At a visit today to Elijah's Promise in New Brunswick, Congressman Frank Pallone, Jr. held a press conference with local hunger advocates decrying cuts to the Supplemental Nutritional Assistance Program (SNAP or food stamps) on the heels of House Republicans' latest effort to dismantle the program. Yesterday, House Republicans voted to remove critical SNAP funding from the Farm Bill, which would effectively kill the program.
"SNAP is our nation's most important anti-hunger safety net program and is one of the most effective and efficient federal programs, with one of the lowest -- if not the lowest -- rates of fraud, waste and abuse," said Pallone (D-NJ-06) . "The Republicans' never ending effort to cut and dismantle this program is cruel and does not reflect our values. In the wealthiest country in the world, we can't allow our children and families to go hungry."

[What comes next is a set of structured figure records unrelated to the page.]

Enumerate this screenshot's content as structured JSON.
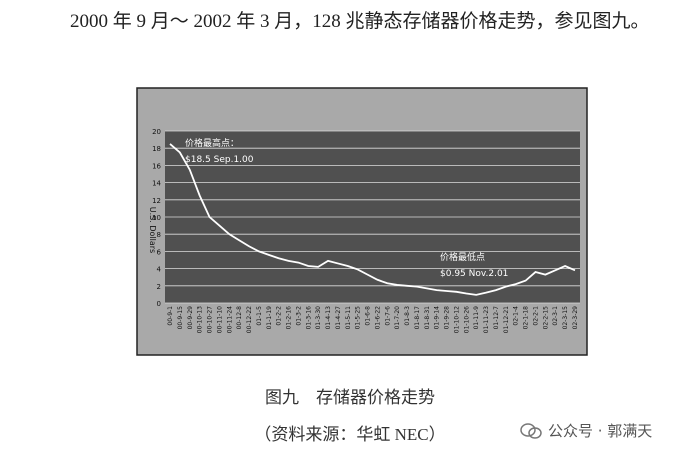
{
  "paragraph": "2000 年 9 月～ 2002 年 3 月，128 兆静态存储器价格走势，参见图九。",
  "chart_data": {
    "type": "line",
    "ylabel": "U.S. Dollars",
    "categories": [
      "00-9-1",
      "00-9-15",
      "00-9-29",
      "00-10-13",
      "00-10-27",
      "00-11-10",
      "00-11-24",
      "00-12-8",
      "00-12-22",
      "01-1-5",
      "01-1-19",
      "01-2-2",
      "01-2-16",
      "01-3-2",
      "01-3-16",
      "01-3-30",
      "01-4-13",
      "01-4-27",
      "01-5-11",
      "01-5-25",
      "01-6-8",
      "01-6-22",
      "01-7-6",
      "01-7-20",
      "01-8-3",
      "01-8-17",
      "01-8-31",
      "01-9-14",
      "01-9-28",
      "01-10-12",
      "01-10-26",
      "01-11-9",
      "01-11-23",
      "01-12-7",
      "01-12-21",
      "02-1-4",
      "02-1-18",
      "02-2-1",
      "02-2-15",
      "02-3-1",
      "02-3-15",
      "02-3-29"
    ],
    "values": [
      18.5,
      17.5,
      15.5,
      12.5,
      10,
      9,
      8,
      7.3,
      6.6,
      6,
      5.6,
      5.2,
      4.9,
      4.7,
      4.3,
      4.2,
      4.9,
      4.6,
      4.3,
      3.9,
      3.3,
      2.7,
      2.3,
      2.1,
      2,
      1.9,
      1.7,
      1.5,
      1.4,
      1.3,
      1.1,
      0.95,
      1.2,
      1.5,
      1.9,
      2.2,
      2.6,
      3.6,
      3.3,
      3.8,
      4.3,
      3.8
    ],
    "color": "#ffffff",
    "ylim": [
      0,
      20
    ],
    "yticks": [
      0,
      2,
      4,
      6,
      8,
      10,
      12,
      14,
      16,
      18,
      20
    ],
    "grid": true,
    "annotations": [
      {
        "title": "价格最高点：",
        "text": "$18.5 Sep.1.00"
      },
      {
        "title": "价格最低点",
        "text": "$0.95 Nov.2.01"
      }
    ]
  },
  "caption": "图九　存储器价格走势",
  "source": "（资料来源：华虹 NEC）",
  "watermark": "公众号 · 郭满天"
}
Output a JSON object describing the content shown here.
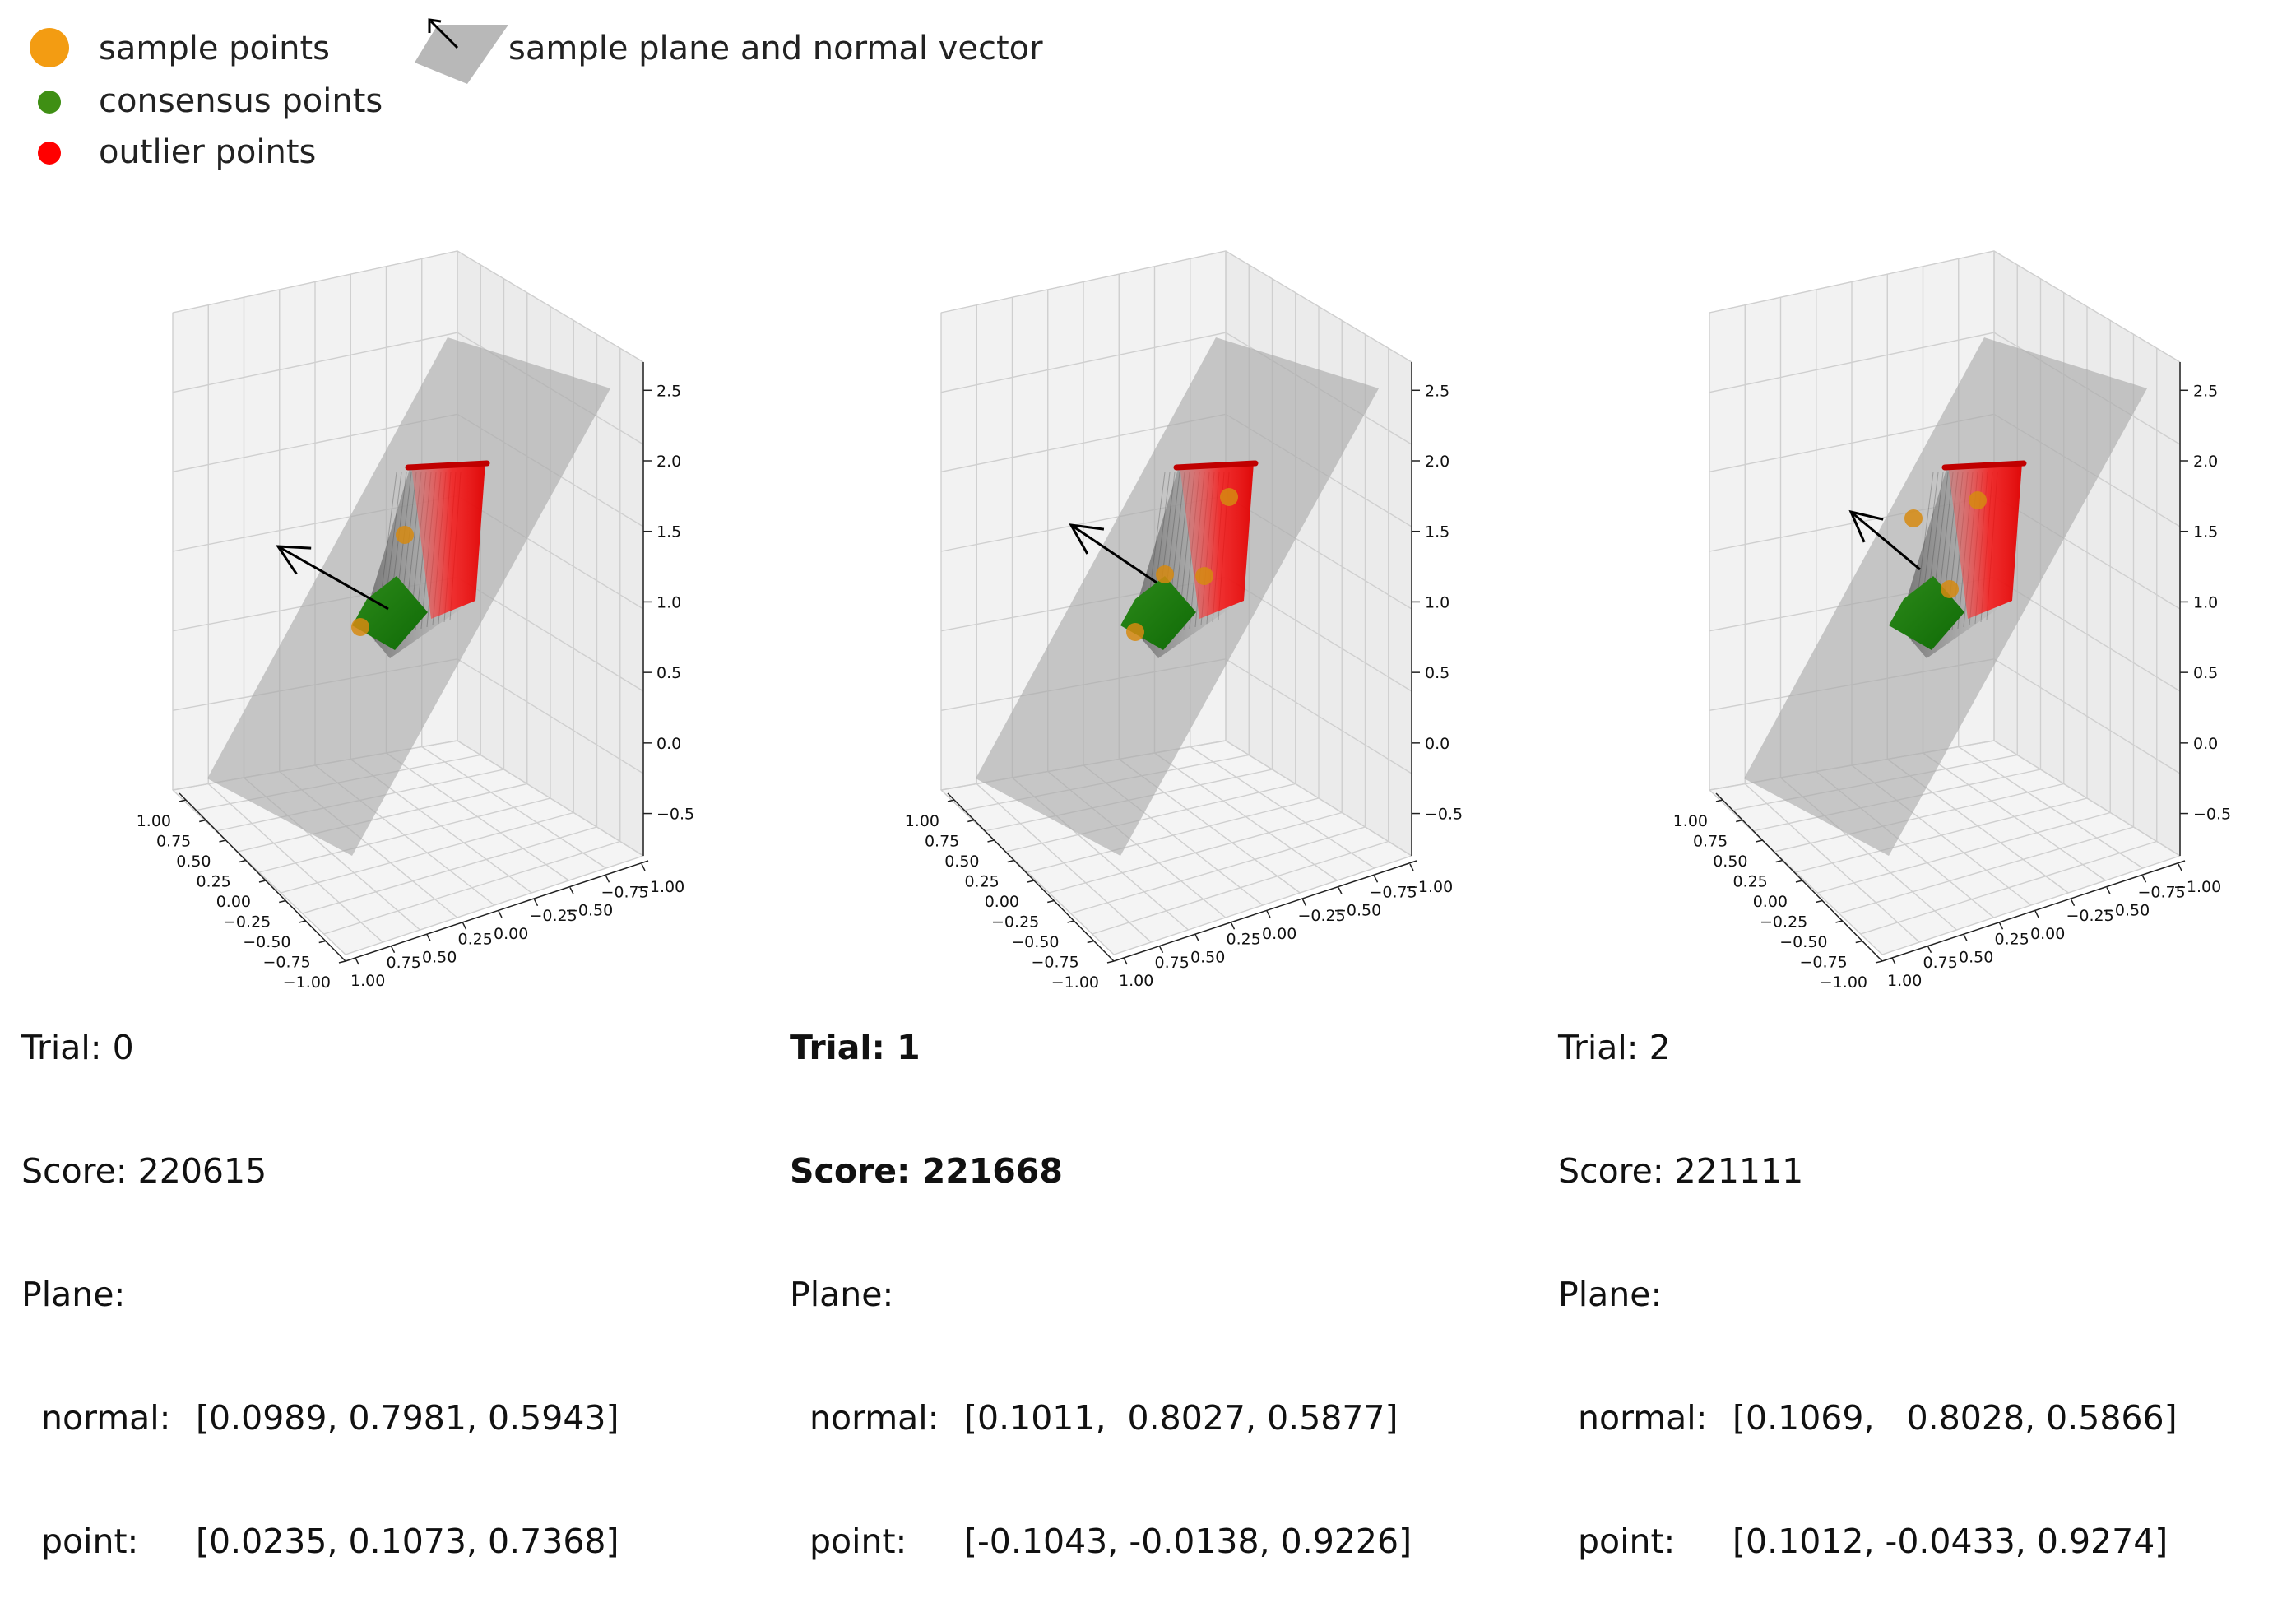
{
  "legend": {
    "sample": "sample points",
    "consensus": "consensus points",
    "outlier": "outlier points",
    "plane": "sample plane and normal vector",
    "colors": {
      "sample": "#f39c12",
      "consensus": "#3f8f14",
      "outlier": "#ff0000",
      "plane": "#b8b8b8"
    }
  },
  "axis_ticks": {
    "z": [
      "2.5",
      "2.0",
      "1.5",
      "1.0",
      "0.5",
      "0.0",
      "−0.5"
    ],
    "left": [
      "1.00",
      "0.75",
      "0.50",
      "0.25",
      "0.00",
      "−0.25",
      "−0.50",
      "−0.75",
      "−1.00"
    ],
    "right": [
      "1.00",
      "0.75",
      "0.50",
      "0.25",
      "0.00",
      "−0.25",
      "−0.50",
      "−0.75",
      "−1.00"
    ]
  },
  "trials": [
    {
      "trial_label": "Trial: 0",
      "score_label": "Score: 220615",
      "plane_label": "Plane:",
      "normal_label": "normal:",
      "normal_value": "[0.0989, 0.7981, 0.5943]",
      "point_label": "point:",
      "point_value": "[0.0235, 0.1073, 0.7368]",
      "best": false
    },
    {
      "trial_label": "Trial: 1",
      "score_label": "Score: 221668",
      "plane_label": "Plane:",
      "normal_label": "normal:",
      "normal_value": "[0.1011,  0.8027, 0.5877]",
      "point_label": "point:",
      "point_value": "[-0.1043, -0.0138, 0.9226]",
      "best": true
    },
    {
      "trial_label": "Trial: 2",
      "score_label": "Score: 221111",
      "plane_label": "Plane:",
      "normal_label": "normal:",
      "normal_value": "[0.1069,   0.8028, 0.5866]",
      "point_label": "point:",
      "point_value": "[0.1012, -0.0433, 0.9274]",
      "best": false
    }
  ]
}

According to the New Jersey Anti-Hunger Coalition, about 897,376 people were living below poverty level in New Jersey in 2011. The food insecurity level in the state was 12.7% overall and 19% for children, meaning 394,240 children were living in food insecure households.
Currently, 873,657 New Jersey residents and nearly one in seven Americans rely on SNAP to help cover the cost of their meals. The program provides basic nutrition assistance to qualifying low-income Americans, including senior citizens and children, and has largely eliminated severe hunger and malnutrition in the United States. SNAP is a powerful anti-poverty program, and lifted about 4.7 million Americans above the poverty line in 2011, including about 2.1 million children. Roughly 91 percent of SNAP benefits go to households with incomes below the poverty line.
The Republican effort to further cut SNAP would mean more Americans, including children, will go hungry and malnourished, and an influx of pressure would be put on community soup kitchens.
Pallone has been outspoken in his support of SNAP and has called on House Republicans to stop holding the critical food assistance program hostage for political purposes. This week, Pallone voted against the FARM Bill that completely omitted the SNAP program from reauthorization, and he is a cosponsor of H. Res. 90, a resolution calling for an end of any further reductions to SNAP, which House Republicans have yet to bring up for a vote.
Pallone was joined today by Adele LaTourette, Director of New Jersey Anti-Hunger Coalition and Lisanne Finston, Executive Director of Elijah's Promise. Elijah's Promise is a community soup kitchen, culinary arts school, catering business, and pay-as-you-can café that connects low-income individuals and families with social and health services. Elijah's Promise serves 100,000 meals per year and trains previously unskilled workers for careers in the food service industry.